There are more than 200 pieces in all, and it is coming to the PNE (August 22 to September 7) this year. It is called “The Magical History Tour, a Beatles Memorabilia Exhibition”, and it promises to please even the most thorough-going, hard-core Beatlemaniacs. It is even richer, since The Beatles did actually play the Fair, when it was 1964.
There appears to be no end to the band’s popularity, or the interest all appurtenances to their, after all, fairly brief career as performers and recording artists, continues to generate. Beatlemania is considered to have truly begun in earnest while the boys were descending the BOAC stairs onto the tarmac in New York, on their way to the first of their two appearances in concert at Shea Stadium. The Ed Sullivan performances turned a brushfire into an inferno that has never really diminished.
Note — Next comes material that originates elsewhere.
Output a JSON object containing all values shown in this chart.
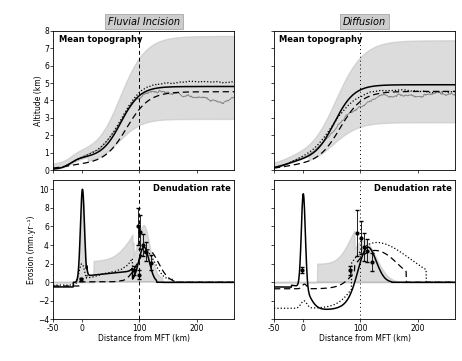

Among the items on display: John Lennon’s psychedelic Rolls Royce; The Quarrymen drum set; the “breakup letter”, the legal document that dissolved the Beatles entity; the Double Fantasy album, signed by John Lennon for Mark David Chapman, just hours before Chapman killed him; a signed Please Please Me album from 1963; and the clavichord and reel-to-reel recorder that were used on the Revolver album in 1966. This is your chance to stock up on Beatles trivia, to be held in reserve for your next on-demand party trick.